すぅ、と糸で引かれるように、何の苦もなく瞼を開けると、


「目が覚めましたか?ご気分は?」


薄闇の中。僅かな蝋燭の灯りだけで本を読んでいたヨンが、それをさっと閉じて、私の顔を覗き込んだ。


特に身じろぎもせず、目を開けただけなのに……本当にこの人は気配に聡い。


それをそのまま口にすると、「貴女だからです」なんて甘いセリフ……ふふ。



「ごめん。ちょっとのつもりだったのに、寝入っちゃった。今何刻?ヒジェさんは?」

「亥の刻(午後10時)くらいかと。ヒジェはしばらく都に居るそうで、その間、家に泊める事にしました。貴女にことわりも無く決めましたが」

「ホント?良かった〜。そんなの、是非もなくよ」

「そんな事より、気分はどうですか?」

「ん、大丈夫。しっかり眠ったら、すっきりしたわ」

「良かった……腹具合はどうですか?」

「……空いてる。貴方は?ちゃんと食べた?」

「はい。久しぶりにヒジェと差し向かいで」

「タムは?」

「さっき部屋を覗いたら、ぐっすり寝ていました。ヒジェ達にも存分に相手をしてもらったので、遊び疲れたのでしょう」

「そう……良かった。タムにも、いろいろあった一日だったわね」


何か食べるものを、と、立ち上がったヨンに


「待って。あれは?」


私は、テーブルの上に覆いのかかったお膳が置かれているのを、目敏く見つけて指差した。


「ああ、スンが重湯を……ですが、もう冷めていますし」

「構わない。あれをいただくわ」

「では、せめて温めてきます」

「そのままでいいわ。この時期、温めなおすと菌が増えたりするのよ。カレーなんかテキメンよ」


かれー?


ヨンがボソッと呟いたのを小耳に挟みながら、私は寝台から降りてテーブルにつき、いそいそとお膳の覆いを取った。
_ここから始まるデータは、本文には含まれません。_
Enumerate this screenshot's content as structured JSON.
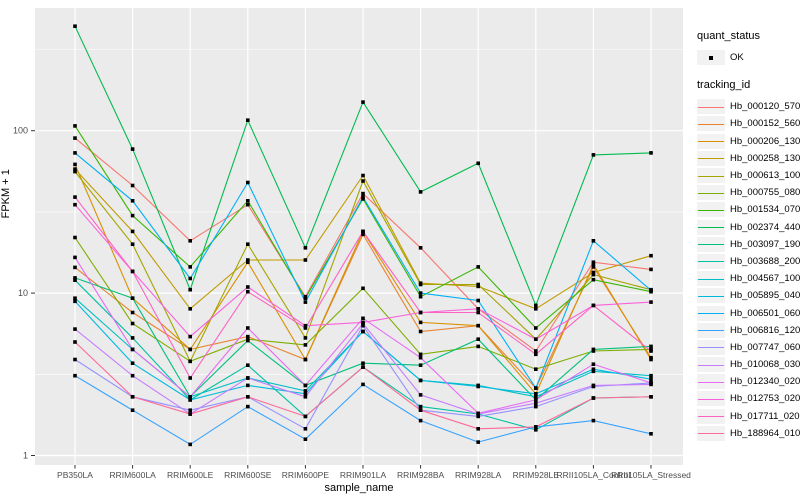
{
  "figure": {
    "background": "#FFFFFF",
    "panel_color": "#EBEBEB",
    "gridline_color": "#FFFFFF",
    "tick_label_color": "#4D4D4D",
    "tick_mark_color": "#333333",
    "point_color": "#000000",
    "legend_key_background": "#F2F2F2"
  },
  "legend": {
    "quant_status_title": "quant_status",
    "quant_status_value": "OK",
    "tracking_id_title": "tracking_id"
  },
  "chart_data": {
    "type": "line",
    "title": "",
    "xlabel": "sample_name",
    "ylabel": "FPKM + 1",
    "y_scale": "log10",
    "ylim": [
      0.87,
      570
    ],
    "y_ticks": [
      1,
      10,
      100
    ],
    "y_minor_ticks": [
      3.162,
      31.62,
      316.2
    ],
    "grid": true,
    "legend_position": "right",
    "point_shape": "square",
    "point_status_label": "OK",
    "categories": [
      "PB350LA",
      "RRIM600LA",
      "RRIM600LE",
      "RRIM600SE",
      "RRIM600PE",
      "RRIM901LA",
      "RRIM928BA",
      "RRIM928LA",
      "RRIM928LE",
      "RRII105LA_Control",
      "RRII105LA_Stressed"
    ],
    "series": [
      {
        "name": "Hb_000120_570",
        "color": "#F8766D",
        "values": [
          90,
          46,
          21,
          35,
          9.5,
          41,
          19,
          8.0,
          4.4,
          15.5,
          14
        ]
      },
      {
        "name": "Hb_000152_560",
        "color": "#EA8331",
        "values": [
          14.4,
          7.6,
          4.5,
          5.4,
          3.9,
          23,
          5.8,
          6.3,
          2.6,
          14.5,
          4.0
        ]
      },
      {
        "name": "Hb_000206_130",
        "color": "#D89000",
        "values": [
          62,
          9.3,
          4.5,
          15.5,
          3.9,
          24,
          6.6,
          6.3,
          2.4,
          15,
          3.9
        ]
      },
      {
        "name": "Hb_000258_130",
        "color": "#C09B00",
        "values": [
          58,
          24,
          8.0,
          16,
          16,
          53,
          11.5,
          11,
          8.0,
          13.4,
          17
        ]
      },
      {
        "name": "Hb_000613_100",
        "color": "#A3A500",
        "values": [
          56,
          20,
          3.8,
          20,
          5.3,
          49,
          11.3,
          11.3,
          5.2,
          13,
          10.5
        ]
      },
      {
        "name": "Hb_000755_080",
        "color": "#7CAE00",
        "values": [
          22,
          6.5,
          3.8,
          5.2,
          4.8,
          10.7,
          4.2,
          4.7,
          3.4,
          4.4,
          4.5
        ]
      },
      {
        "name": "Hb_001534_070",
        "color": "#39B600",
        "values": [
          107,
          30,
          14.5,
          37,
          9.3,
          38,
          9.5,
          14.5,
          6.1,
          12.1,
          10.2
        ]
      },
      {
        "name": "Hb_002374_440",
        "color": "#00BB4E",
        "values": [
          440,
          77,
          10.5,
          116,
          19,
          150,
          42,
          63,
          8.4,
          71,
          73
        ]
      },
      {
        "name": "Hb_003097_190",
        "color": "#00BF7D",
        "values": [
          12.4,
          9.3,
          2.3,
          5.1,
          2.7,
          3.7,
          3.6,
          5.2,
          2.2,
          4.5,
          4.7
        ]
      },
      {
        "name": "Hb_003688_200",
        "color": "#00C1A3",
        "values": [
          12,
          5.3,
          2.2,
          3.6,
          1.74,
          3.5,
          2.0,
          1.8,
          1.44,
          2.26,
          2.3
        ]
      },
      {
        "name": "Hb_004567_100",
        "color": "#00BFC4",
        "values": [
          9.3,
          4.5,
          2.3,
          3.0,
          2.5,
          5.8,
          2.9,
          2.7,
          2.3,
          3.3,
          3.1
        ]
      },
      {
        "name": "Hb_005895_040",
        "color": "#00BADE",
        "values": [
          8.9,
          3.7,
          2.2,
          2.7,
          2.4,
          5.8,
          2.9,
          2.66,
          2.4,
          3.4,
          2.95
        ]
      },
      {
        "name": "Hb_006501_060",
        "color": "#00B0F6",
        "values": [
          73,
          37,
          12.3,
          48,
          8.8,
          39,
          10,
          9.0,
          2.6,
          21,
          10.4
        ]
      },
      {
        "name": "Hb_006816_120",
        "color": "#35A2FF",
        "values": [
          3.1,
          1.9,
          1.17,
          2.0,
          1.26,
          2.74,
          1.64,
          1.21,
          1.5,
          1.64,
          1.36
        ]
      },
      {
        "name": "Hb_007747_060",
        "color": "#9590FF",
        "values": [
          3.9,
          2.3,
          1.9,
          2.3,
          1.46,
          6.3,
          1.9,
          1.74,
          2.0,
          2.66,
          2.8
        ]
      },
      {
        "name": "Hb_010068_030",
        "color": "#C77CFF",
        "values": [
          6.0,
          3.1,
          1.8,
          3.0,
          2.3,
          6.5,
          2.36,
          1.8,
          2.1,
          2.7,
          2.74
        ]
      },
      {
        "name": "Hb_012340_020",
        "color": "#E76BF3",
        "values": [
          16.6,
          4.5,
          2.3,
          6.1,
          2.7,
          7.0,
          4.0,
          1.82,
          2.2,
          3.65,
          2.8
        ]
      },
      {
        "name": "Hb_012753_020",
        "color": "#FA62DB",
        "values": [
          35,
          13.6,
          5.4,
          10.9,
          6.3,
          6.6,
          7.6,
          8.0,
          5.2,
          8.4,
          8.8
        ]
      },
      {
        "name": "Hb_017711_020",
        "color": "#FF61C3",
        "values": [
          39,
          13.6,
          3.0,
          10.2,
          6.1,
          24,
          7.6,
          7.6,
          4.2,
          8.4,
          4.4
        ]
      },
      {
        "name": "Hb_188964_010",
        "color": "#FF6A98",
        "values": [
          5.0,
          2.3,
          1.8,
          2.3,
          1.74,
          3.5,
          1.9,
          1.46,
          1.5,
          2.26,
          2.3
        ]
      }
    ]
  }
}
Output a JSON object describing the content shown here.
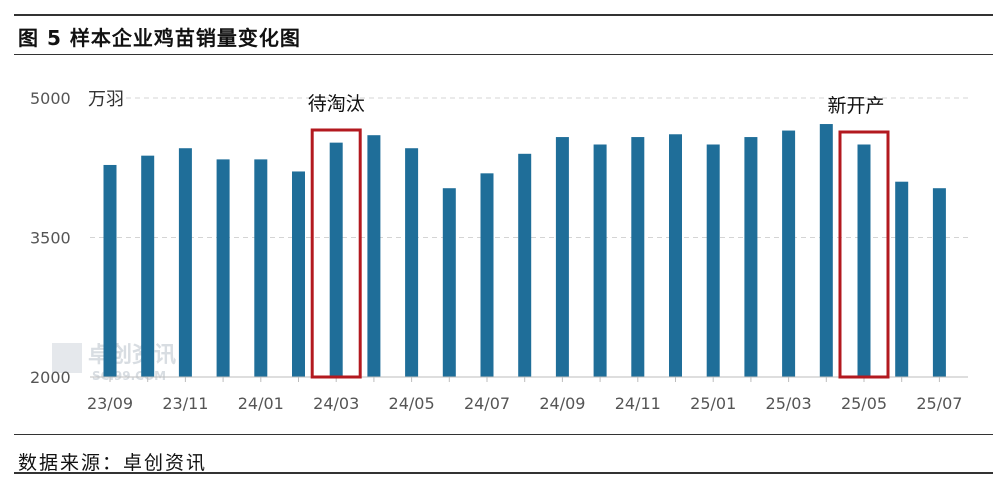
{
  "title": "图 5 样本企业鸡苗销量变化图",
  "source": "数据来源：卓创资讯",
  "watermark": {
    "name": "卓创资讯",
    "url": "SCI99.COM"
  },
  "colors": {
    "bar": "#1f6e99",
    "highlight": "#b3191f",
    "grid": "#d4d4d4",
    "axis": "#bdbdbd"
  },
  "chart_data": {
    "type": "bar",
    "unit_label": "万羽",
    "ylim": [
      2000,
      5000
    ],
    "yticks": [
      2000,
      3500,
      5000
    ],
    "grid": true,
    "categories": [
      "23/09",
      "23/10",
      "23/11",
      "23/12",
      "24/01",
      "24/02",
      "24/03",
      "24/04",
      "24/05",
      "24/06",
      "24/07",
      "24/08",
      "24/09",
      "24/10",
      "24/11",
      "24/12",
      "25/01",
      "25/02",
      "25/03",
      "25/04",
      "25/05",
      "25/06",
      "25/07"
    ],
    "xtick_labels": [
      "23/09",
      "23/11",
      "24/01",
      "24/03",
      "24/05",
      "24/07",
      "24/09",
      "24/11",
      "25/01",
      "25/03",
      "25/05",
      "25/07"
    ],
    "values": [
      4280,
      4380,
      4460,
      4340,
      4340,
      4210,
      4520,
      4600,
      4460,
      4030,
      4190,
      4400,
      4580,
      4500,
      4580,
      4610,
      4500,
      4580,
      4650,
      4720,
      4500,
      4100,
      4030
    ],
    "annotations": [
      {
        "label": "待淘汰",
        "category": "24/03"
      },
      {
        "label": "新开产",
        "category": "25/05"
      }
    ]
  }
}
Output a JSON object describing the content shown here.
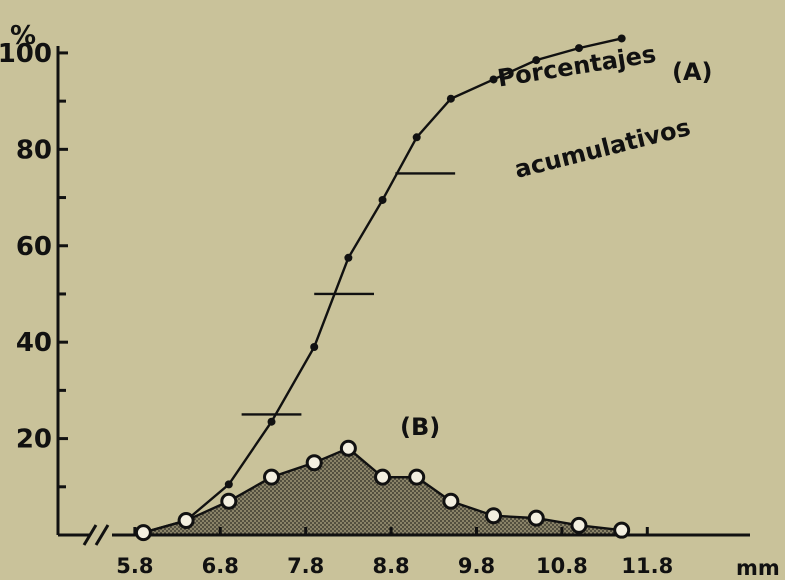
{
  "chart_data": {
    "type": "line",
    "ylabel": "%",
    "xunit": "mm",
    "xlim": [
      4.9,
      12.3
    ],
    "ylim": [
      0,
      106
    ],
    "categories": [
      "5.8",
      "6.8",
      "7.8",
      "8.8",
      "9.8",
      "10.8",
      "11.8"
    ],
    "x_ticks": [
      5.8,
      6.8,
      7.8,
      8.8,
      9.8,
      10.8,
      11.8
    ],
    "y_ticks": [
      20,
      40,
      60,
      80,
      100
    ],
    "series": [
      {
        "label": "(A)",
        "annotation_line1": "·Porcentajes",
        "annotation_line2": "acumulativos",
        "x": [
          5.9,
          6.4,
          6.9,
          7.4,
          7.9,
          8.3,
          8.7,
          9.1,
          9.5,
          10.0,
          10.5,
          11.0,
          11.5
        ],
        "values": [
          0.5,
          3,
          10.5,
          23.5,
          39,
          57.5,
          69.5,
          82.5,
          90.5,
          94.5,
          98.5,
          101,
          103
        ]
      },
      {
        "label": "(B)",
        "x": [
          5.9,
          6.4,
          6.9,
          7.4,
          7.9,
          8.3,
          8.7,
          9.1,
          9.5,
          10.0,
          10.5,
          11.0,
          11.5
        ],
        "values": [
          0.5,
          3,
          7,
          12,
          15,
          18,
          12,
          12,
          7,
          4,
          3.5,
          2,
          1
        ],
        "fill": "stippled"
      }
    ],
    "hlines": [
      {
        "y": 25,
        "x1": 7.05,
        "x2": 7.75
      },
      {
        "y": 50,
        "x1": 7.9,
        "x2": 8.6
      },
      {
        "y": 75,
        "x1": 8.85,
        "x2": 9.55
      }
    ],
    "grid": false,
    "colors": {
      "ink": "#111111",
      "paper": "#c9c29a",
      "marker_fill": "#f3efe0"
    }
  }
}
「お待ちを。キンが増えるとは、食べものが腐るという事では? まず俺が」


ヨンが私の隣に座ると、私より早くスッカラを手に取り、重湯をひと口、口へ運んだ。



「…問題なさそうです。どうぞ」

「大丈夫だってば……でも、貴方って胃も強そうよね」

「は?」


私はヨンからスッカラを受け取り、いただきます、と手を合わせて重湯を…味はないけど…美味しくいただいた。



▪︎▪︎▪︎▪︎▪︎▪︎▪︎▪︎▪︎▪︎▪︎▪︎▪︎▪︎▪︎▪︎▪︎▪︎▪︎▪︎▪︎▪︎▪︎▪︎▪︎▪︎▪︎▪︎▪︎▪︎


 

「えー、何それ〜。私が寝てる間に、そんな面白い事があったの?」


重湯を平らげ、幾分か覇気の戻ったイムジャに、テマンとトギの痴話喧嘩を話して聞かせると、さも楽しそうに笑っている。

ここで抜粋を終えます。